Member Assisting the Minister for Natural Resources
- In office May 2017 – 11 June 2020
- Prime Minister: Toke Talagi
- Minister: Dalton Tagelagi
- Preceded by: Halene Magatogia

Member of Parliament for Tuapa
- Incumbent
- Assumed office 6 May 2017
- Preceded by: Fisa Igilisi Pihigia

Personal details
- Party: None
- Occupation: Journalist Politician

= Mona Ainuu =

Niuean politician

Mona Ainuu is a Niuean politician and Cabinet Minister.

Prior to entering politics, Ainuu was a journalist with the Broadcasting Corporation of Niue and a Public Relations and Media Officer with the Niuean government.
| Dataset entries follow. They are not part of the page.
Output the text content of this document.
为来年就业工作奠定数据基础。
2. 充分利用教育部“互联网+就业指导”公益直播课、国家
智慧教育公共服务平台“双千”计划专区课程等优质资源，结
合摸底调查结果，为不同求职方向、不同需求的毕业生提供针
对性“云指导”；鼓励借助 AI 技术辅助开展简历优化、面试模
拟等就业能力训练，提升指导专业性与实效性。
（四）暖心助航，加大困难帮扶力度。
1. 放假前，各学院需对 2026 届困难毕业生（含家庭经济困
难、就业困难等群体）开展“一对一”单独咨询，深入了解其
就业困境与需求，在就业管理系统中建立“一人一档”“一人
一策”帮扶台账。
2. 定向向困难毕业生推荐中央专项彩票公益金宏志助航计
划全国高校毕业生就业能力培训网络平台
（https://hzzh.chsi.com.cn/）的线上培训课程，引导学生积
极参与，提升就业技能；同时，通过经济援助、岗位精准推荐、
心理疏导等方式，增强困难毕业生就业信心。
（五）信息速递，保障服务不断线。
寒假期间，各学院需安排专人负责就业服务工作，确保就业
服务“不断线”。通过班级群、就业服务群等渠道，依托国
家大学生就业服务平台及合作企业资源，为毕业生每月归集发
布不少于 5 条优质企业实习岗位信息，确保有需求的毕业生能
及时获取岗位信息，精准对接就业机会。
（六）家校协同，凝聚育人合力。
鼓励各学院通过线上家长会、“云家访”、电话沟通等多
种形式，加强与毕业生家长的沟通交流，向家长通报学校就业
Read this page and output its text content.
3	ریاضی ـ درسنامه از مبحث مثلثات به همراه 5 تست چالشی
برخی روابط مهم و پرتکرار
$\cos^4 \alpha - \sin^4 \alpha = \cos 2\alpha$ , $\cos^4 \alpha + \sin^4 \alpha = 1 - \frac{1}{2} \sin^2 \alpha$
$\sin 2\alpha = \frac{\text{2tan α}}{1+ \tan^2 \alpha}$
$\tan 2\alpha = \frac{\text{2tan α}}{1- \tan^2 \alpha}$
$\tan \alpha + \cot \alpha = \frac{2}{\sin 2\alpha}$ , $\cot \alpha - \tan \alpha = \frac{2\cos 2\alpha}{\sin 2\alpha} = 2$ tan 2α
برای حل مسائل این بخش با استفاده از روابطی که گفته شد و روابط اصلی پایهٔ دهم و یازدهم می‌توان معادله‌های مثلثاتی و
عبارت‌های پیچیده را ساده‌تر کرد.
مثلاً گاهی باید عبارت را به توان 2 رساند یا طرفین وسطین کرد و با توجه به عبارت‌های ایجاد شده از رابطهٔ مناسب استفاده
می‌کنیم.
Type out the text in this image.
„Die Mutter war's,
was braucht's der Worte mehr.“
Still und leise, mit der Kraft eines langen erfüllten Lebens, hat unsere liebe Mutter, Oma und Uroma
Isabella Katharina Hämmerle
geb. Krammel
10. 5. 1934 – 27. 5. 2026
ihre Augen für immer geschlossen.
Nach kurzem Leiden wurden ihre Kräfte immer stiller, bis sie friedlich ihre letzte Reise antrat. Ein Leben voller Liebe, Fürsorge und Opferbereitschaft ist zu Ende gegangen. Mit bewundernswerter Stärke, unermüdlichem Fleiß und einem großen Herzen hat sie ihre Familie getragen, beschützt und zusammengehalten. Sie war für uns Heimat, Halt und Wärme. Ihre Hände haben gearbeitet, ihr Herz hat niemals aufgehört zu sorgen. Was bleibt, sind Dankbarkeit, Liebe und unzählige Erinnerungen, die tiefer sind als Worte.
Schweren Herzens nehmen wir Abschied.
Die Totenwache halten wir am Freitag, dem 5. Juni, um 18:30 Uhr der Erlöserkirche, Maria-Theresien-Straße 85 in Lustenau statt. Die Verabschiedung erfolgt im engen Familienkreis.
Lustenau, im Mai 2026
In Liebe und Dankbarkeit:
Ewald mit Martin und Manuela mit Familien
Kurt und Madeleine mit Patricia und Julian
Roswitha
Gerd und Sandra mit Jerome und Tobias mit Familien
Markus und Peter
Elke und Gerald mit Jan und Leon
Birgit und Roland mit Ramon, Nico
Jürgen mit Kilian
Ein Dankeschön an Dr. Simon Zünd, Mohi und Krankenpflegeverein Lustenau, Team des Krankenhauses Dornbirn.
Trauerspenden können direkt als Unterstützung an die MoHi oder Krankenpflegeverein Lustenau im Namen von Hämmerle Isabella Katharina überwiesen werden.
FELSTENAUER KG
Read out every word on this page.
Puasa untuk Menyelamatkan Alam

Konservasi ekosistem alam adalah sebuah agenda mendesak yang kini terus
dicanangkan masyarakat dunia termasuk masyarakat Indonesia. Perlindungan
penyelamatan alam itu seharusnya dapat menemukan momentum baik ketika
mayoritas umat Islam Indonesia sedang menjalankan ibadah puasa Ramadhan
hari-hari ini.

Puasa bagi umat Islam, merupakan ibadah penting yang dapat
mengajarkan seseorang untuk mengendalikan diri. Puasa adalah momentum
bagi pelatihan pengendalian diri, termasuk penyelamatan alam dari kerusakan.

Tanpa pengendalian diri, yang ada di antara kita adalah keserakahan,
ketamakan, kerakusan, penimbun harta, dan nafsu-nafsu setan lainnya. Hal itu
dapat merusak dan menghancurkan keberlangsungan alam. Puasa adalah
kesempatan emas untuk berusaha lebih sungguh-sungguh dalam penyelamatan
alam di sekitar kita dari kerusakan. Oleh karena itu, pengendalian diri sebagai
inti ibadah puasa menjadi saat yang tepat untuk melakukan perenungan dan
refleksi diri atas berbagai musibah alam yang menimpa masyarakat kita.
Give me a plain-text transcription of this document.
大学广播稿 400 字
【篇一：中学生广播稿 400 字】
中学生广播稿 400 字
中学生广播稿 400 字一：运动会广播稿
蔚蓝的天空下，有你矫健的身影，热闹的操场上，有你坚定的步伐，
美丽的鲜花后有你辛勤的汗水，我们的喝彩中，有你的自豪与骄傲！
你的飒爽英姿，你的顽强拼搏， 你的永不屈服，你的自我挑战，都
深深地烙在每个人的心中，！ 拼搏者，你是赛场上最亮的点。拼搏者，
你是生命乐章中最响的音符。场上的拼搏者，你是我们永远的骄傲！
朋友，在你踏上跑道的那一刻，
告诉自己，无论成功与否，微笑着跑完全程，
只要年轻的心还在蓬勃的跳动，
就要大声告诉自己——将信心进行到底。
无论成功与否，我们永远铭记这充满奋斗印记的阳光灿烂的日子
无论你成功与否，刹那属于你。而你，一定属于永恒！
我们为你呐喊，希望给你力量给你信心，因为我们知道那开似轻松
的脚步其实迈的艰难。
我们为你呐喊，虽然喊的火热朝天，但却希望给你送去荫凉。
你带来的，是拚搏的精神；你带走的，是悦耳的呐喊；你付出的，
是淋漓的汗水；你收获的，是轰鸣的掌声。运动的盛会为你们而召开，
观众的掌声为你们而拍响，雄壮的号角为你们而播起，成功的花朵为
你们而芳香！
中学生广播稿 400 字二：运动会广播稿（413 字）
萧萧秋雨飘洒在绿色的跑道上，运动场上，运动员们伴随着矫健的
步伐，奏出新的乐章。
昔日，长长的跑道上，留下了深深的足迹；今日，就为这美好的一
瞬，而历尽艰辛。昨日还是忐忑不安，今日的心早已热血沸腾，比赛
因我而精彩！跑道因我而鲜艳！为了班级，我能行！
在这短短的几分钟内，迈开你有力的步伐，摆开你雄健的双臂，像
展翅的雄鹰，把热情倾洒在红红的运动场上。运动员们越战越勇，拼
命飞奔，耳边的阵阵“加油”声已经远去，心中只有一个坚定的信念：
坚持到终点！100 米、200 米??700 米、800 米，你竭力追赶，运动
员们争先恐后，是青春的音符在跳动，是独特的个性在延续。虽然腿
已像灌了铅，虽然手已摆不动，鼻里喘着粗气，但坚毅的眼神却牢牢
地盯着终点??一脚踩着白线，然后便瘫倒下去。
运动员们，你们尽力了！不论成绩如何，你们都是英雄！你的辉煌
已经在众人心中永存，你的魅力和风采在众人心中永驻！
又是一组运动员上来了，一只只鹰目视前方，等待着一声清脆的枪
She was also the president of the Niue Island Volleyball Association and a founding member of the Pacific Alliance of Development Journalists.

Ainu'u was first elected to the Niue Assembly in the 2017 Niuean general election, representing the Tuapa constituency. She was subsequently appointed Member Assisting the Minister for Natural Resources. On 11 June Ainu'u was appointed Minister of Natural Resources in the Cabinet of Dalton Tagelagi.

She was re-elected unopposed at the 2023 election, and reappointed to Tagelagi's cabinet holding the same portfolios.